La ricchezza di questa esperienza (anche se sembra una battuta) è consistita nell'averla fatta. In precedenza elementi dissenzienti rispetto all'asse centrale del Movimento Operaio italiano c'erano stati, c'era il filone trotzkista ad esempio, ma con un livello di elaborazione molto modesto; quindi, in un certo senso io penso che i Quaderni Rossi rappresentino il momento della rottura del monolitismo della tradizione socialcomunista. Se le cose non si misurano dagli effetti ma dal fatto di esserci, mi pare che questo sia un dato positivo, anzi quasi miracoloso tenendo conto della gabbia molto forte che, non solo culturalmente ma anche organizzativamente, quella tradizione possedeva. I limiti erano congeniti all'esperienza stessa, perché questa era estremamente minoritaria, non ha mai avuto un seguito di massa. Dopo il primo numero, quindi molto rapidamente, questo organismo molto differenziato al suo interno si divide ancora più fortemente, e per un motivo non banale direi, nel senso che il grande sciopero alla Fiat del '62 ridisloca le posizioni: all'inizio tutti erano molto d'accordo nel sostenerlo e nel valorizzarlo, ma poi non più tanto d'accordo sul modo di affrontare le conseguenze. Queste, per esempio, furono rappresentate dal fatto che se fino al primo numero uno dei tentativi dell'operazione era quello di portare dentro una serie di quadri sindacali di rilievo, questi fuggono tutti dopo quella esperienza e dopo l'accusa di tipo tradizionalissimo (che ci era venuta da certi quadri sindacali ma soprattutto politici) di essere gli strumenti di una manovra provocatoria. Da qui i limiti di tutte queste esperienze, che non sono in grado di cambiare il mondo facendole, però forse al tempo stesso non bisognerebbe impedire di farle quando c'è la possibilità.
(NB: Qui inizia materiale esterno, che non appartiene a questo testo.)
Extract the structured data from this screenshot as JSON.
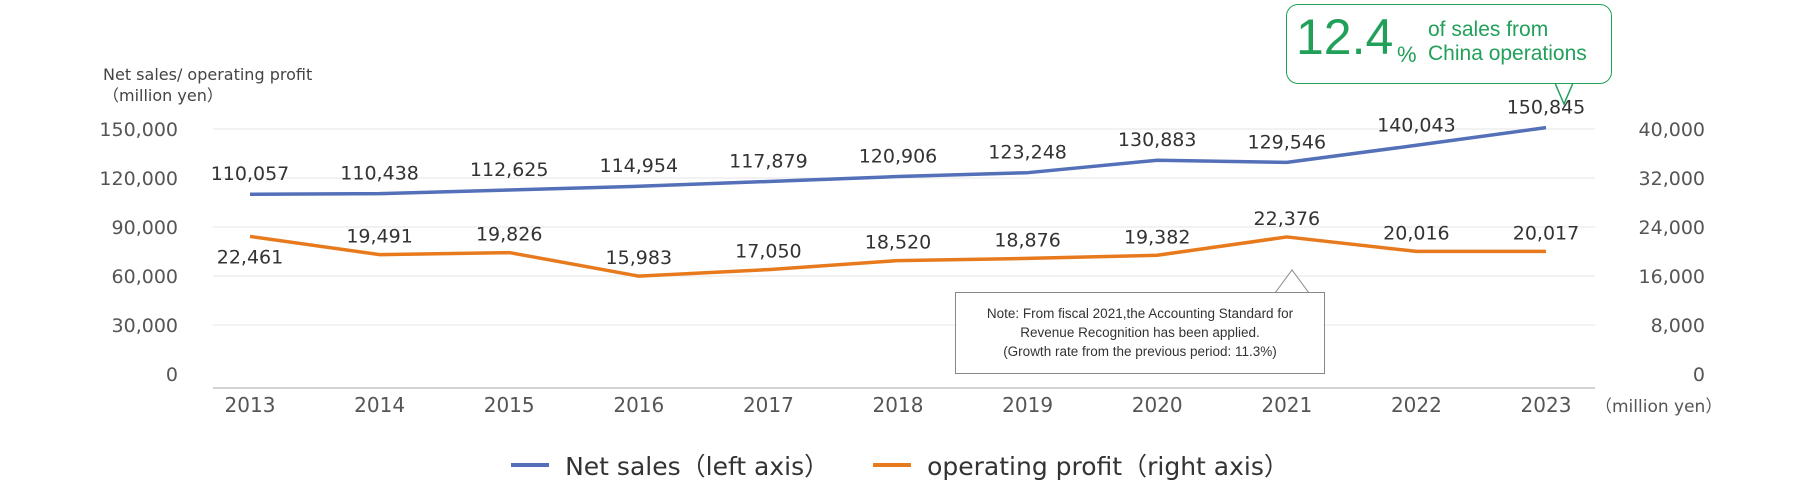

La rottura con Raniero è avvenuta proprio su questo terreno, cioè sulla valutazione del che fare dopo che questo gigantesco sciopero non dico che avesse rapidamente convalidato e avvalorato le nostre ipotesi precedenti, ma certamente le aveva sostanziate di una materialità che prima era difficile immaginare che sarebbe scattata così velocemente e anche in maniera così massiccia.